Virtual clinical trial populations in motor neuron disease
Lead Research Organisation:
King's College London
Department Name: Clinical Neuroscience
Abstract
This project aims to develop a set of digital twins of people with motor neuron disease. We will then carry out a clinical trial using computer simulations to replicate what would happen in real life. We can use that knowledge to improve the design of a real trial, making it shorter and more efficient. The digital twins will also mean that in the real trial, fewer people will need to take a blank version of the treatment (placebo) and more people will be able to take the real treatment, which is very important in a terminal condition like motor neuron disease.
Aim of the project
The aim of this project is to make a computer-generated population of people with MND. These virtual people, or "digital twins" can then be used to greatly improve clinical trials, reducing the number of people who need to take placebo in the real world, improving the design of studies, improving the rules for inclusion and exclusion, and ensuring that trial timelines are more likely to be met.
Why is this project needed?
Our understanding of what causes MND is rapidly improving, and as a result there are many new potential treatments that need to be tested in clinical trials. To be accepted as valid evidence for licensing a new therapy, a clinical trial needs to give some people a placebo, rather than the active drug. In a disease that is inevitably fatal, like MND, the use of placebo leads to ethical concerns, and the field has responded by shortening trials and randomizing more people to treatment arms than placebo arms. These changes make it more difficult to detect a treatment effect, and other approaches are needed. One option is to model MND to generate virtual populations that have the same characteristics as real trial participants.
What difference will this research make?
This modelling would allow more accurate prediction of the effects of different clinical trial designs, might be used to predict the potential results of a trial even if everyone were on active therapy (no placebo), and could be used to supplement real trial populations to reduce the need for large numbers of people on placebo.
What this project involves
This project will use various methods to generate virtual populations of people with motor neuron disease, comparing the performance of each one with real MND populations. The methods will include simulation, database manipulation, artificial intelligence and machine learning. Real clinical trial data will be used to test the behaviour of the virtual populations, assessing the strengths and drawbacks of each approach. The final method will use a combination of all successful techniques to produce a robust, high performing virtual MND population, suitable for trial design and analysis.
Sharing of results and how the work relates to other research
The project is complementary to other research in the UK and internationally. There are other groups working on virtual trial populations using alternative approaches, and we will share our methods and results to inform each other. The project will directly impact clinical trials research. All our results will be shared with the general public through social media (primarily X and LinkedIn) using language understandable by the general public, as well as through more traditional channels such as open access scientific publications.
Aim of the project
The aim of this project is to make a computer-generated population of people with MND. These virtual people, or "digital twins" can then be used to greatly improve clinical trials, reducing the number of people who need to take placebo in the real world, improving the design of studies, improving the rules for inclusion and exclusion, and ensuring that trial timelines are more likely to be met.
Why is this project needed?
Our understanding of what causes MND is rapidly improving, and as a result there are many new potential treatments that need to be tested in clinical trials. To be accepted as valid evidence for licensing a new therapy, a clinical trial needs to give some people a placebo, rather than the active drug. In a disease that is inevitably fatal, like MND, the use of placebo leads to ethical concerns, and the field has responded by shortening trials and randomizing more people to treatment arms than placebo arms. These changes make it more difficult to detect a treatment effect, and other approaches are needed. One option is to model MND to generate virtual populations that have the same characteristics as real trial participants.
What difference will this research make?
This modelling would allow more accurate prediction of the effects of different clinical trial designs, might be used to predict the potential results of a trial even if everyone were on active therapy (no placebo), and could be used to supplement real trial populations to reduce the need for large numbers of people on placebo.

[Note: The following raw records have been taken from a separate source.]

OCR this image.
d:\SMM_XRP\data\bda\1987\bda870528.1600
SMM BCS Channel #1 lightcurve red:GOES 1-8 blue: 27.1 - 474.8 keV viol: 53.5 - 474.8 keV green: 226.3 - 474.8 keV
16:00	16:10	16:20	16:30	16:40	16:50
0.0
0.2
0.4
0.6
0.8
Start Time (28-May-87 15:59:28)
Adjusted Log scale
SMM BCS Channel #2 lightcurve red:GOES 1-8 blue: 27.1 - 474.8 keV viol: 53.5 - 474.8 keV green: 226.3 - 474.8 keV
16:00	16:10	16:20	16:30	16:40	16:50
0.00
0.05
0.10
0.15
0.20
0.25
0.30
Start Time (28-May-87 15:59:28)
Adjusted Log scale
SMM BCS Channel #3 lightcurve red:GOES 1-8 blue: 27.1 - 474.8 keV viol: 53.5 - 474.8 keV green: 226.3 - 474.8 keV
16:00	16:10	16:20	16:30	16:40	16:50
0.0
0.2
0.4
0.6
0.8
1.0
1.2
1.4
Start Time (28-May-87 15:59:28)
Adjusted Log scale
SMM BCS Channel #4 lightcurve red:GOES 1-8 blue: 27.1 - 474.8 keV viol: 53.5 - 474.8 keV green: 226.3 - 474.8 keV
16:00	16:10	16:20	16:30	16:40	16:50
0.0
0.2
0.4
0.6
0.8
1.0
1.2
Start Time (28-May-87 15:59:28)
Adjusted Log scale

What this project involves
This project will use various methods to generate virtual populations of people with motor neuron disease, comparing the performance of each one with real MND populations. The methods will include simulation, database manipulation, artificial intelligence and machine learning. Real clinical trial data will be used to test the behaviour of the virtual populations, assessing the strengths and drawbacks of each approach. The final method will use a combination of all successful techniques to produce a robust, high performing virtual MND population, suitable for trial design and analysis.
Sharing of results and how the work relates to other research
The project is complementary to other research in the UK and internationally. There are other groups working on virtual trial populations using alternative approaches, and we will share our methods and results to inform each other. The project will directly impact clinical trials research. All our results will be shared with the general public through social media (primarily X and LinkedIn) using language understandable by the general public, as well as through more traditional channels such as open access scientific publications.